Kattner’s focus on music during Miss South Dakota translates to future plans

by Benjamin Chase

of the Plainsman

HURON –– The Miss South Dakota website has a counter on the front page, counting down the moments to the end of Huron native Jamee Kattner’s time with the crown. With just four weeks left in her reign, Kattner’s looking toward her next chapter, but not before she follows in the footsteps of her grandmother in coordinating Huron’s celebration of the National Federated Music Clubs’ National Music Week, May 3-9.

Kattner’s grandmother, Barb Valer, was the driving force behind the Huron activities for National Music Week before her passing last November, and now Jamee is able to continue her legacy, passing on this year’s theme, “Music is our constant companion”.

During her time as Miss South Dakota, Kattner has performed music in dozens of venues, from packed arenas to senior home lobbies with a handful of people in attendance and everything in between to encourage her community service initiative, “Music’s power to inspire.”

“It has been really special,” Kattner reflected. The biggest part of what it’s given me is a new sense of these classic songs that I’ve been singing over and over in my life. “What I have noticed is that I have been more intentional in how I have used music,” she continued. “I pick different songs for where I’m going to make the most impact. If I’m going to a senior care facility and there is a memory care unit, I will purposefully pick songs from when the audience was young. Most of the time, you will see them tapping their feet or tapping their hands. You’ll even hear people singing who don’t typically speak.

“Those little moments like that at the beginning of my year changed my perspective from this is a job, yes, but what an amazing job to get to do!” She concluded, “So that’s what I’ve seen on myself – that switch from being very professional about music from my education, but I felt like I could use that knowledge to get back to that space where I was as a kid where I was singing because I loved it.”

Kattner reflected that she often uses music to reflect utilizing one’s gifts to their fullest, whatever those gifts may be.

“When I go to speak with high schoolers and middle schoolers, I encourage them to find what they do best and to share that with others,” she explained. “They’re asking me, ‘how do I become you?’ and I encourage them that it’s not about becoming me, but it’s about becoming the best you for you and the community.”

The year was not just spent performing music, though.
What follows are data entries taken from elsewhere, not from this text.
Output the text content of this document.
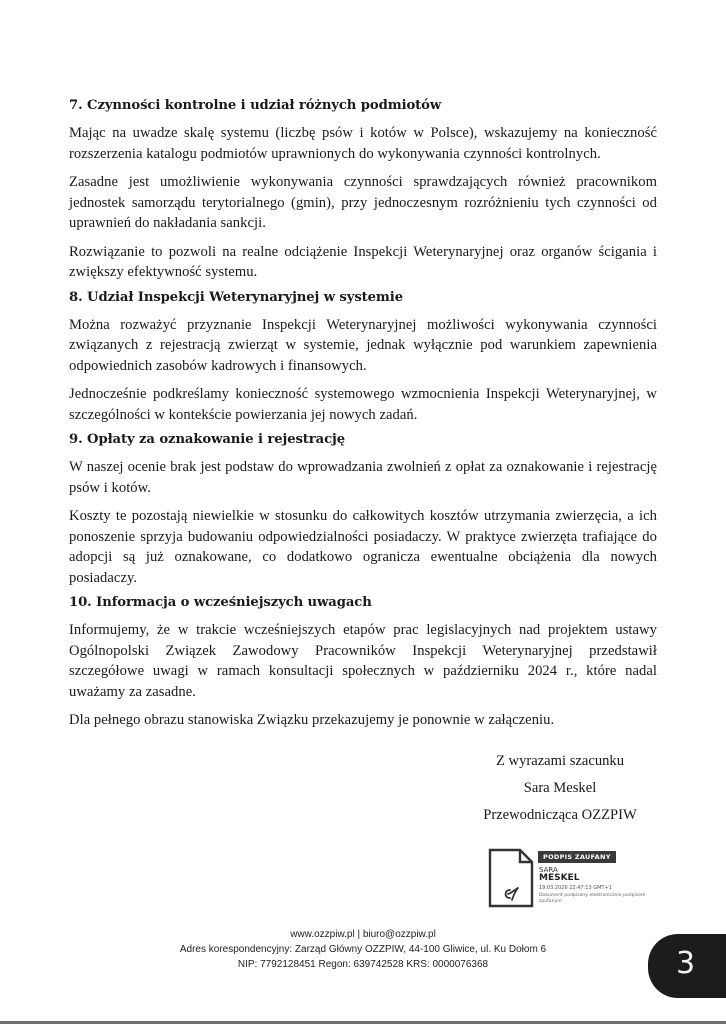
7. Czynności kontrolne i udział różnych podmiotów

Mając na uwadze skalę systemu (liczbę psów i kotów w Polsce), wskazujemy na konieczność rozszerzenia katalogu podmiotów uprawnionych do wykonywania czynności kontrolnych.

Zasadne jest umożliwienie wykonywania czynności sprawdzających również pracownikom jednostek samorządu terytorialnego (gmin), przy jednoczesnym rozróżnieniu tych czynności od uprawnień do nakładania sankcji.

Rozwiązanie to pozwoli na realne odciążenie Inspekcji Weterynaryjnej oraz organów ścigania i zwiększy efektywność systemu.

8. Udział Inspekcji Weterynaryjnej w systemie

Można rozważyć przyznanie Inspekcji Weterynaryjnej możliwości wykonywania czynności związanych z rejestracją zwierząt w systemie, jednak wyłącznie pod warunkiem zapewnienia odpowiednich zasobów kadrowych i finansowych.

Jednocześnie podkreślamy konieczność systemowego wzmocnienia Inspekcji Weterynaryjnej, w szczególności w kontekście powierzania jej nowych zadań.

9. Opłaty za oznakowanie i rejestrację

W naszej ocenie brak jest podstaw do wprowadzania zwolnień z opłat za oznakowanie i rejestrację psów i kotów.

Koszty te pozostają niewielkie w stosunku do całkowitych kosztów utrzymania zwierzęcia, a ich ponoszenie sprzyja budowaniu odpowiedzialności posiadaczy. W praktyce zwierzęta trafiające do adopcji są już oznakowane, co dodatkowo ogranicza ewentualne obciążenia dla nowych posiadaczy.

10. Informacja o wcześniejszych uwagach

Informujemy, że w trakcie wcześniejszych etapów prac legislacyjnych nad projektem ustawy Ogólnopolski Związek Zawodowy Pracowników Inspekcji Weterynaryjnej przedstawił szczegółowe uwagi w ramach konsultacji społecznych w październiku 2024 r., które nadal uważamy za zasadne.

Dla pełnego obrazu stanowiska Związku przekazujemy je ponownie w załączeniu.

Z wyrazami szacunku
Sara Meskel
Przewodnicząca OZZPIW
PODPIS ZAUFANY
SARA
MESKEL
19.03.2026 22:47:13 GMT+1
Dokument podpisany elektronicznie podpisem zaufanym
www.ozzpiw.pl | biuro@ozzpiw.pl
Adres korespondencyjny: Zarząd Główny OZZPIW, 44-100 Gliwice, ul. Ku Dołom 6
NIP: 7792128451 Regon: 639742528 KRS: 0000076368	3
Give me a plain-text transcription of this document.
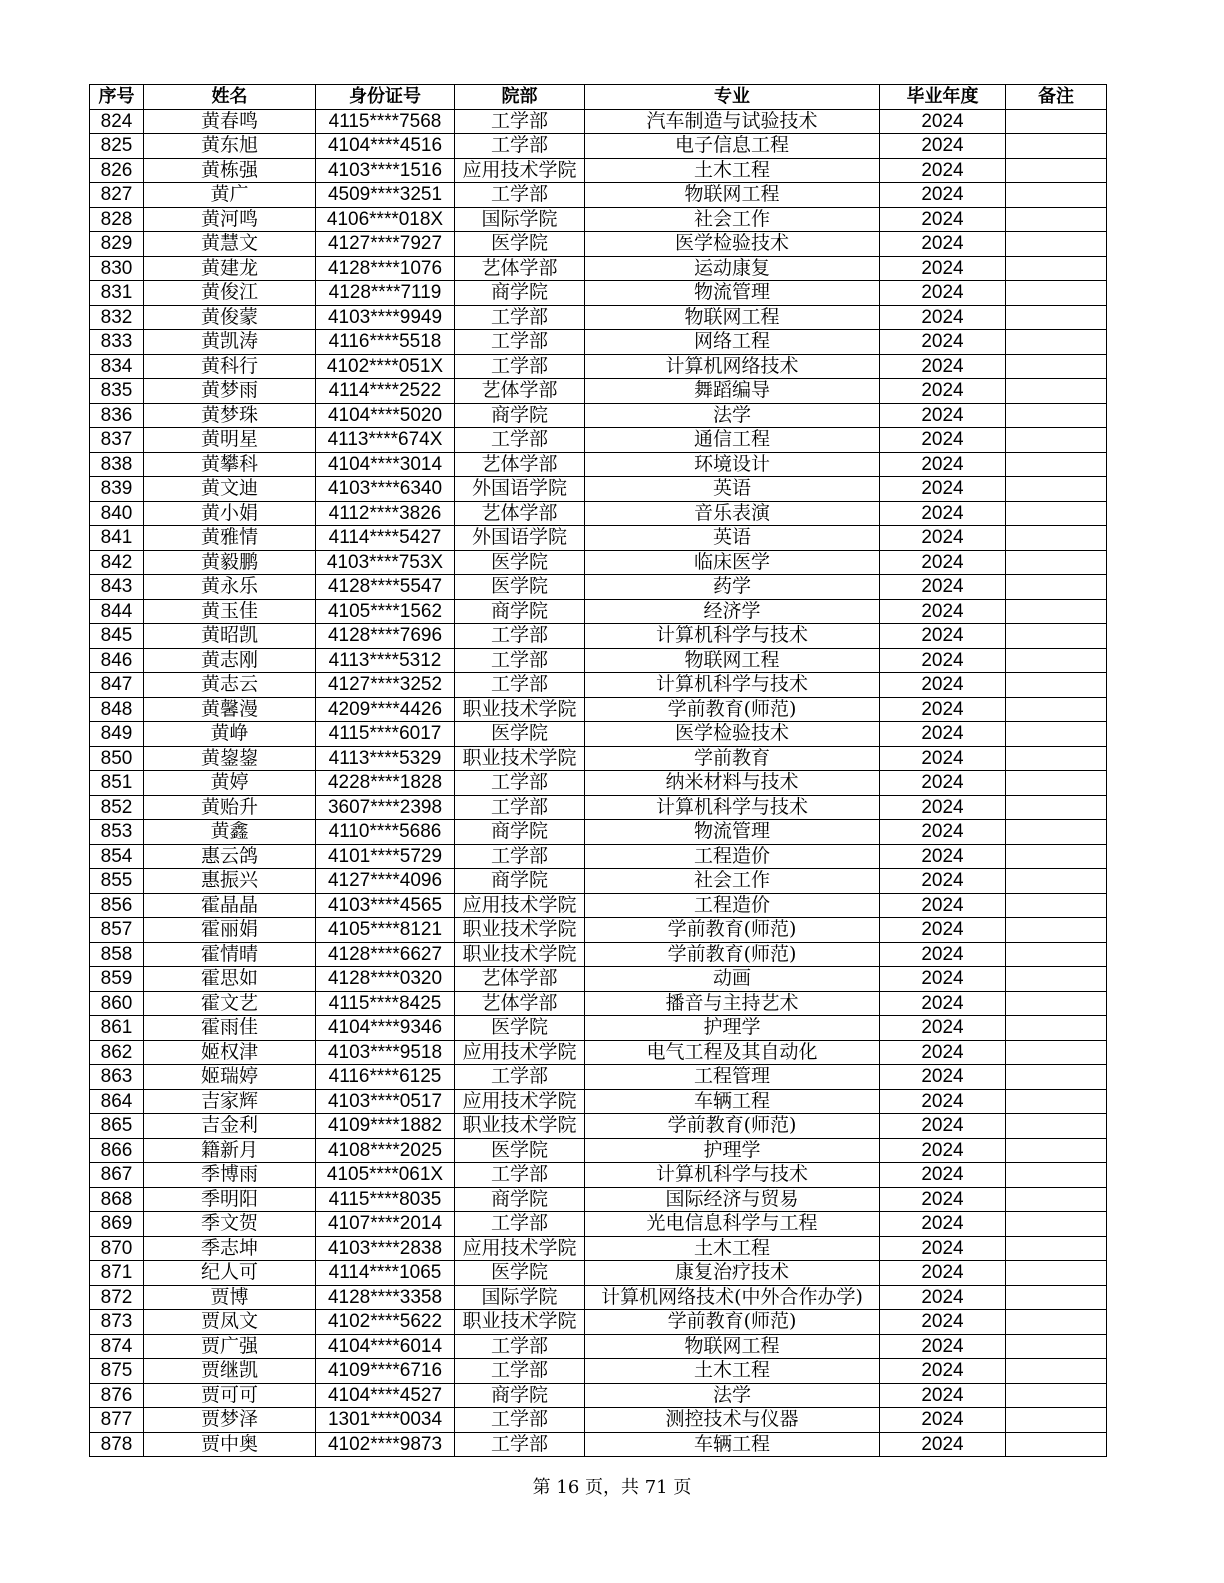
序号	姓名	身份证号	院部	专业	毕业年度	备注
824	黄春鸣	4115****7568	工学部	汽车制造与试验技术	2024	
825	黄东旭	4104****4516	工学部	电子信息工程	2024	
826	黄栋强	4103****1516	应用技术学院	土木工程	2024	
827	黄广	4509****3251	工学部	物联网工程	2024	
828	黄河鸣	4106****018X	国际学院	社会工作	2024	
829	黄慧文	4127****7927	医学院	医学检验技术	2024	
830	黄建龙	4128****1076	艺体学部	运动康复	2024	
831	黄俊江	4128****7119	商学院	物流管理	2024	
832	黄俊蒙	4103****9949	工学部	物联网工程	2024	
833	黄凯涛	4116****5518	工学部	网络工程	2024	
834	黄科行	4102****051X	工学部	计算机网络技术	2024	
835	黄梦雨	4114****2522	艺体学部	舞蹈编导	2024	
836	黄梦珠	4104****5020	商学院	法学	2024	
837	黄明星	4113****674X	工学部	通信工程	2024	
838	黄攀科	4104****3014	艺体学部	环境设计	2024	
839	黄文迪	4103****6340	外国语学院	英语	2024	
840	黄小娟	4112****3826	艺体学部	音乐表演	2024	
841	黄雅情	4114****5427	外国语学院	英语	2024	
842	黄毅鹏	4103****753X	医学院	临床医学	2024	
843	黄永乐	4128****5547	医学院	药学	2024	
844	黄玉佳	4105****1562	商学院	经济学	2024	
845	黄昭凯	4128****7696	工学部	计算机科学与技术	2024	
846	黄志刚	4113****5312	工学部	物联网工程	2024	
847	黄志云	4127****3252	工学部	计算机科学与技术	2024	
848	黄馨漫	4209****4426	职业技术学院	学前教育(师范)	2024	
849	黄峥	4115****6017	医学院	医学检验技术	2024	
850	黄鋆鋆	4113****5329	职业技术学院	学前教育	2024	
851	黄婷	4228****1828	工学部	纳米材料与技术	2024	
852	黄贻升	3607****2398	工学部	计算机科学与技术	2024	
853	黄鑫	4110****5686	商学院	物流管理	2024	
854	惠云鸽	4101****5729	工学部	工程造价	2024	
855	惠振兴	4127****4096	商学院	社会工作	2024	
856	霍晶晶	4103****4565	应用技术学院	工程造价	2024	
857	霍丽娟	4105****8121	职业技术学院	学前教育(师范)	2024	
858	霍情晴	4128****6627	职业技术学院	学前教育(师范)	2024	
859	霍思如	4128****0320	艺体学部	动画	2024	
860	霍文艺	4115****8425	艺体学部	播音与主持艺术	2024	
861	霍雨佳	4104****9346	医学院	护理学	2024	
862	姬权津	4103****9518	应用技术学院	电气工程及其自动化	2024	
863	姬瑞婷	4116****6125	工学部	工程管理	2024	
864	吉家辉	4103****0517	应用技术学院	车辆工程	2024	
865	吉金利	4109****1882	职业技术学院	学前教育(师范)	2024	
866	籍新月	4108****2025	医学院	护理学	2024	
867	季博雨	4105****061X	工学部	计算机科学与技术	2024	
868	季明阳	4115****8035	商学院	国际经济与贸易	2024	
869	季文贺	4107****2014	工学部	光电信息科学与工程	2024	
870	季志坤	4103****2838	应用技术学院	土木工程	2024	
871	纪人可	4114****1065	医学院	康复治疗技术	2024	
872	贾博	4128****3358	国际学院	计算机网络技术(中外合作办学)	2024	
873	贾凤文	4102****5622	职业技术学院	学前教育(师范)	2024	
874	贾广强	4104****6014	工学部	物联网工程	2024	
875	贾继凯	4109****6716	工学部	土木工程	2024	
876	贾可可	4104****4527	商学院	法学	2024	
877	贾梦泽	1301****0034	工学部	测控技术与仪器	2024	
878	贾中奥	4102****9873	工学部	车辆工程	2024	
第 16 页，共 71 页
Music was a present companion with Kattner as she did the most time-consuming part of her job as Miss South Dakota, travel from one engagement to the next.

“I traveled this entire state. I spend half my time in the car. Guess what’s playing in my car? Music!” she laughed.

“It can be the same songs. I can listen to the same songs over and over. I feel that companionship with music that I’m familiar with and know well,” Kattner remarked. “It’s kind of kept me sane this year, to get into that car space, turn on the radio and drive.”

As she looks toward this week and what is going on in Huron, Kattner mentioned multiple recitals from instructors in town along with the high school music awards on Monday evening and the annual POPS concert on Thursday and Friday.

“The way the community has rallied around me this year has been great, but the community has rallied around National Music Week as well,” Kattner stated. “But I think my grandma was such a force for this week that people really want to keep it going in her memory, and people have been so willing to do what they can to help.”

While Kattner’s year-long job as Miss South Dakota ends at the end of the month, she has already lined up her next adventure, teaching music for elementary students in Mitchell. She will join a legacy of music educators in her family, with her grandmother and mother both working as educators and teaching music, and many in her family involved in music or teaching music as well who aren’t in the education field.

“Music class is one of those spaces where every kid who comes in can feel welcomed and can feel like they have a place in that room,” Kattner noted. “Any student who comes in at any ability level can enjoy it. That’s what I’m most looking forward to – having that space, but having it be MY space that I’m cultivating to allow music to find its way to them.”

“Music has had such an impact on my life,” she continued. “I want to enjoy those beginning experiences of music for children.”

She emphasized that her grandmother passed on to her that music is for everyone and should be accesible to everyone. “She would have taught everyone in town, if they were interested,” she laughed.

Reflecting on her grandmother, Kattner says that Barb embodied music as her constant companion.

“She would go out for a walk, and she’d hear the cicadas and the wind and the other noises in nature, and she’d just start waving her arms like she was conducting,” Kattner smiled. “We made fun of her for it sometimes, but that is exactly what this week is about – hearing that music around us and in us all the time.”